Bringing Art to New Generations

Once again it seems Google is leading the charge to a more collaborative universe, and this time it’s taking an aim at art fans around the world.

Google, whose name has long since been synonymous with web innovation, has now extended its cameras from the streets to museums the world over. From the Van Gogh museum in Amsterdam, to the Metropolitan Museum of Art in New York City, Google’s latest program, Art Project, allows users to view hundreds of pieces of classic and modern art without ever having to leave their desk.

The program actually launched last week, for those of you that may not have heard of it, but I myself only discovered this gem a few days ago. I’m already in love. For the art fan like myself, this program opens the doors to 17 museums across the United States and Europe and hundreds of artistic treasures I otherwise likely never would have gotten to see in person.
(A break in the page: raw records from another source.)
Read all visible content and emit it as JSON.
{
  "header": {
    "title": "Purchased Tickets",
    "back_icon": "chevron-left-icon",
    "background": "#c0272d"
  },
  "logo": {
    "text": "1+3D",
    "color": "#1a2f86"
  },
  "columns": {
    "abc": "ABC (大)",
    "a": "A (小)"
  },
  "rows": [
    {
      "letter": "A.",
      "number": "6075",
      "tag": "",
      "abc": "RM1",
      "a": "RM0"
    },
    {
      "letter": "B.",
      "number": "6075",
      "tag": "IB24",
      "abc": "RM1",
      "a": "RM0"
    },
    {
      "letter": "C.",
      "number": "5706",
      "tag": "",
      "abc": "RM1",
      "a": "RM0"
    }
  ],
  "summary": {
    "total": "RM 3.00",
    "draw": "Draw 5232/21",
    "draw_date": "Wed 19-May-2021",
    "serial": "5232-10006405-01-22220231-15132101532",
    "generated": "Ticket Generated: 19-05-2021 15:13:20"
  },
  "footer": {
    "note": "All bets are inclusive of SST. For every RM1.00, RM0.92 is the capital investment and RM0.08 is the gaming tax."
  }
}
Yet as interesting as this new realm of possibilities is, Art Project is, at the moment, more intriguing for its potential than for its actual capabilities at the moment. The system is a bugged one in places, and you get the feeling Google’s still finding its ground to stand on with this program. Some locales are higher quality than others; some are fairly blurred and abstract, while with others you can zoom right into high-resolution images such that you can almost feel as though you’re running your hands along treasures like Botticelli’s “Birth of Venus,” or Byzantine iconography It’s just you and a magnifying glass for these images, so you can pour over every succulent inch.

The museum tours themselves are simply Google’s street view brought indoors, and you can use arrows to tour the facilities at your leisure. In several locales you even get the full 360-degree treatment, so as to lose nothing of the world’s most stunning galleries – like, for example, the beautiful murals in Versailles. Not all rooms in these places are in the boundaries yet, but there’s still enough of a journey that you can busy yourself for several satisfying hours.

Though many museums have already allowed virtual journeys like this, Art Project is still a major leap forward in the interaction of the web and the arts community. It provides easy travel across continents and years of artistic splendor, all gathered nice-and-tidy under one accessible roof. Best of all: it’s an art journey that’s completely free.

With luck and time, hopefully more museums and galleries will sign on to the project. Google itself noted that thus far, while many have been approached, these 17 museums were the only ones to sign on to the idea. If people start devouring this new internet gem, though, it could spark something of a revitalized art craze – and that could stir more of these places to action.

In this day and age, anything that keeps the art scene alive is a good way to go; the old generation needs to get with the program, and this is a nice start on that road. Reconciling the classics to modern technology only helps to further preserve these beauties for the generations to come, and it preserves, above all, the knowledge and culture we should all cherish.

So my review? Good program. Great potential. Definitely worth a look – just be prepared for some bugs, and don’t go in expecting the world. As they say: Rome wasn’t built in a day, and Google’s opening its doors to more art than Rome ever saw.